The Unconquerable Fantastic THIS is an extremely interesting biography, from
two points of view : firstly because Lady Hester herself is such a gloriously fascinating person, and secondly because the book raises so many problems in the art of biography. Miss Haslip has done her work well : by the time we have finished the book we know all that we ever need know about this amazing eccentric, so full of character and furious will-power, who could rule in Pitt's drawing room as firmly as she did in her Syrian castle, who dared all and disguised nothing, who combined in herself the oriental extravagances of " Diamond " Pitt and all the furies of the Pitts in general, with the Grenville temper, and the crankiness of her father, the Jacobin Earl Stanhope. In a sense all her life was a series of conquests : she defeated her father and she defeated Mehemet Ali : at the beginning nothing could touch that fiery spirit, at the end nothing could reach the fantastic soul which clouded itself with esoteric mysteries, and when- ever it could poured itself out in torrents of interminable talk which overwhelmed strong men till they had to be carried away fainting. A great life, and not altogether useless ; but one feels at the end the sense of tragedy, of great energies frittered away in a fairy tale of sublimely ridiculous vanity.
Yet though this is a good book, standing head and shoulders above the ruck of biographies, and thoroughly to be recom- mended, we are left with the feeling that it ought to be better. We feel that Miss Haslip might have achieved a work of art on a level with Geoffrey Scott's Portrait of &gide, but that somehow she just missed it. Yet she has many virtues. She knows her -period thoroughly and uses much fresh material, the proportions of the life are judiciously maintained, she writes in a straightforward manner, and, a virtue for which one can be grateful in these days when writers colour everything too highly, she relies on the story itself to interest you, does not distract you with side issues, and, a rare politeness, supposes that you will be intelligent enough to see the point without her stressing it. The love-affairs, particularly, are treated with common sense. With all these virtues, it ought to be a first-rate biography, but it just is not.
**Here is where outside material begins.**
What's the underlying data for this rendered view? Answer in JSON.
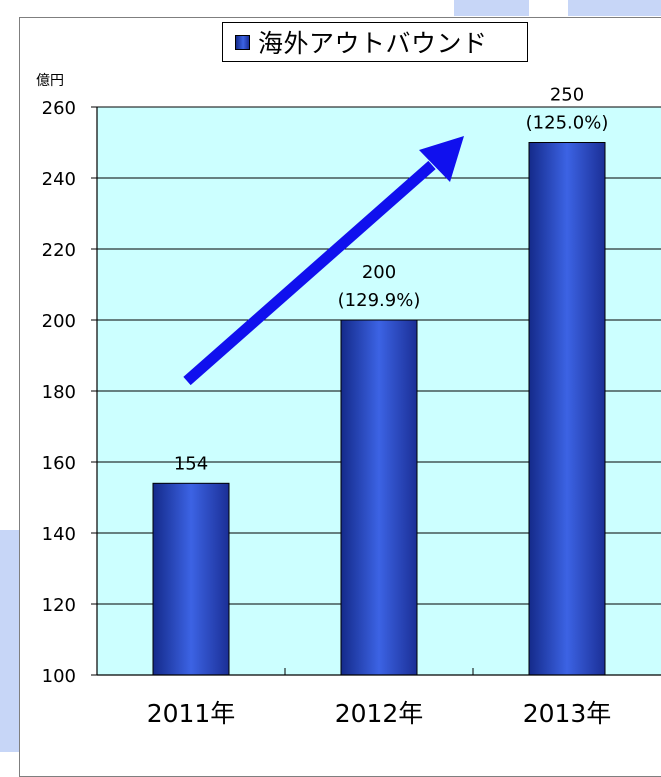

gor though Miss Haslip writes well, and uses words with freedom combined with respect, she does not delight you with any felicity of style. Occasionally her paragraphing is a little stiff and uncomfortable. But the real error seems to be that Miss Haslip has not quite made up her mind whether a biography is an image or a story. It can be either, but it is almost impossible for it to be both. In the earlier part the image predominates, at the end the story takes charge, with the result that we feel that Miss Haslip has hurried over it, determined to finish it off. We do not, for all its detail, get half so vivid an impression of Lady Hester at Djoun as we do from Strachey's sketch, with all its inaccuracies. And then, again, Miss Haslip has fallen into the novelistic pit, and needlessly attempted to give her pages, especially at the beginnings of chapters, a colour which they did not lack., by means of descriptions—a trick of doubtful value even in a novel, and useless if indulged merely for its own sake. Nevertheless one must repeat that this is a good piece of work, never for a moment dull, which can securely take its place among all but the four or five very best of contemporary biographies.
There is an opinion abroad that asterisks and footnotes are such a disfigurement of pages, so irritating to the reader, that they must on no account be allowed to appear. Surely this is a mistake.. In a biography that counts, such as this one, they are essential. So often one wishes to follow up a side issue, or to assure oneself of an authority. For though Miss Haslip gives us a noble bibliography at the end, foot- notes are absent, while there are at least twenty places where, at a first reading alone, one would wish for a reference. This is especially necessary as on a few occasions Miss Haslip seems to be misinformed. It was in connexion with Pope's Lord Hervey, and not with the beautiful Hervey sisters, that it was said, " there are three races, men, women, and Herveys." Again, Miss Haslip is at least not quite fair to Lord Camelford—the wildest of the Pitts—in her version of the St. Kitts affair, where he shot a brother officer : it was on grounds more solid than those of family influence that the court-martial absolved him, urged also, perhaps, by the alarm caused by the naval mutinies in the previous year. Miss Haslip implies that the Nore mutiny took place after the St. Kitts imbroglio. She says : " When mutiny broke out at the Nore, they regretted that there were not more officers like Camelford." Here is where we would like a reference. Who regretted ? And, as a matter of fact, during the mutinies Camelford was at Spithead, where all that he did was to warn Lord Spencer of a fanciful plot to kidnap him should he venture on board a ship. Again, Miss Haslip is not fair to Sidney Smith whom she miscalls Lady Hester's cousin (there was no blood relationship : Smith and Camelford, who was her cousin, had the same maternal grandfather) : it was not on account of his being such small beer at the Congress of Vienna that Smith turned to the liberation of corsair captives : it had long been an ideal of his, and was all part of the Wilberforce movement. It is for such points that references are absolutely essential in a first-rate biography.